Authority of Executive Director

The Director has authority, pursuant to s. 17(2) of the  Environmental Assessment Act, to make recommendations that depart from the assessment report emerged intact. The Court concluded that the Director’s interpretation of his own authority was rational. The Act does not preclude the Director from making recommendations that are inconsistent with the assessment report prepared by the EAO; rather, the Ministers should have the benefit of the Director’s experience and expertise, and the Director presumably has “advice to offer to the ministers which may not be limited to what they can read for themselves in the assessment report” (para 124).

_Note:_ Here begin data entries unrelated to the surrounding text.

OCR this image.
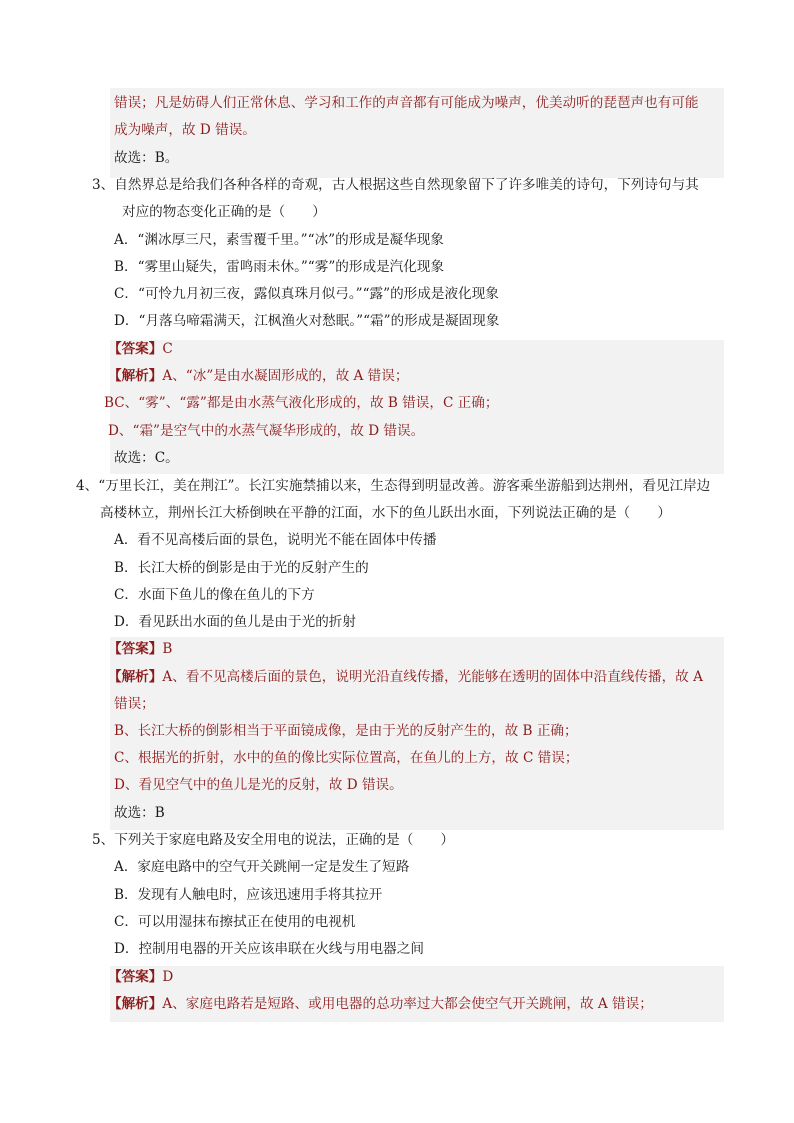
错误；凡是妨碍人们正常休息、学习和工作的声音都有可能成为噪声，优美动听的琵琶声也有可能
成为噪声，故 D 错误。
故选：B。
3、自然界总是给我们各种各样的奇观，古人根据这些自然现象留下了许多唯美的诗句，下列诗句与其
对应的物态变化正确的是（　　）
A．“渊冰厚三尺，素雪覆千里。”“冰”的形成是凝华现象
B．“雾里山疑失，雷鸣雨未休。”“雾”的形成是汽化现象
C．“可怜九月初三夜，露似真珠月似弓。”“露”的形成是液化现象
D．“月落乌啼霜满天，江枫渔火对愁眠。”“霜”的形成是凝固现象
【答案】C
【解析】A、“冰”是由水凝固形成的，故 A 错误；
BC、“雾”、“露”都是由水蒸气液化形成的，故 B 错误，C 正确；
D、“霜”是空气中的水蒸气凝华形成的，故 D 错误。
故选：C。
4、“万里长江，美在荆江”。长江实施禁捕以来，生态得到明显改善。游客乘坐游船到达荆州，看见江岸边
高楼林立，荆州长江大桥倒映在平静的江面，水下的鱼儿跃出水面，下列说法正确的是（　　）
A．看不见高楼后面的景色，说明光不能在固体中传播
B．长江大桥的倒影是由于光的反射产生的
C．水面下鱼儿的像在鱼儿的下方
D．看见跃出水面的鱼儿是由于光的折射
【答案】B
【解析】A、看不见高楼后面的景色，说明光沿直线传播，光能够在透明的固体中沿直线传播，故 A
错误；
B、长江大桥的倒影相当于平面镜成像，是由于光的反射产生的，故 B 正确；
C、根据光的折射，水中的鱼的像比实际位置高，在鱼儿的上方，故 C 错误；
D、看见空气中的鱼儿是光的反射，故 D 错误。
故选：B
5、下列关于家庭电路及安全用电的说法，正确的是（　　）
A．家庭电路中的空气开关跳闸一定是发生了短路
B．发现有人触电时，应该迅速用手将其拉开
C．可以用湿抹布擦拭正在使用的电视机
D．控制用电器的开关应该串联在火线与用电器之间
【答案】D
【解析】A、家庭电路若是短路、或用电器的总功率过大都会使空气开关跳闸，故 A 错误；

PBM was also unsuccessful in arguing that the Director was wrong to recommend that the Ministers use a “risk/benefit” analysis in considering the additional factors highlighted in the recommendation. Justice Affleck was clear that this analysis should not have come as a surprise, stating: “I view the entire environmental assessment process, and the decision-making role of the ministers following receipt of a report, along with the executive director’s recommendations, as a “risk/benefit” analysis” (para 126).

Procedural Fairness

On the issue of procedural fairness, Justice Affleck confirmed that the common law rules of procedural fairness are not supplanted by the Environmental Assessment Act, and considered the five factors outlined in Baker v. Canada (Minister of Citizenship and Immigration), 1999 CanLII 699 (SCC). Specifically, the following factors mandated a higher level of fairness than was afforded PBM in this case:

  • the lack of procedure for an appeal from the Ministers’ decision;
  • the significance of the impact of the Ministers’ decision on PBM’s business;
  • the legitimate expectations of PBM, after several years of a high level of participation in the assessment process, that they would have an opportunity to be informed and heard when serious concerns were expressed about the project (particularly given the existence of the EAO’s “user guide” and “fairness and service code” which indicate that the EAO will advise the proponent early on if a project is unlikely to receive a favourable recommendation); and
  • the limited inconvenience that would have resulted from giving PBM the opportunity to provide a written response to the Director’s recommendations prior to the referral to the Ministers.

As a result, PBM’s Environmental Assessment Certificate application will be remitted to the Ministers for reconsideration. Both PBM and the interveners (Lake Babine Nation, who supported the ministers’ decision) will be entitled to review and provide written response to any additional recommendations the Director makes to the Ministers.

Conclusion

This is undoubtedly a positive outcome for PBM. The company’s stock value surged following the decision’s release, and the company has expressed optimism that reconsideration will result in a different outcome. The BC Ministry of Environment has so far refused to comment on the decision, but BC’s current Minister of Energy and Mines has this week underscored the government’s support for mining development with a trip to Ottawa to encourage the federal government to approve Taseko Mines’ proposed New Prosperity copper and gold mine.

Despite this optimism, the factors that contributed to the Director’s negative recommendation remain unchanged. Some of the significant concerns included the substantial and long-term environmental liabilities associated with the project and “in-perpetuity” nature of water treatment required, environmental uncertainty with respect to circulation in Morrison Lake, and the genetically unique salmon population at risk.

Whatever the outcome for this project the decision is certainly a positive one from the perspective of other proponents involved in the environmental assessment process. Most likely, the EAO will pay increased attention to ensuring that proponents are informed and involved throughout the process, and any late-stage “surprises” will be avoided by additional notice and opportunity for response.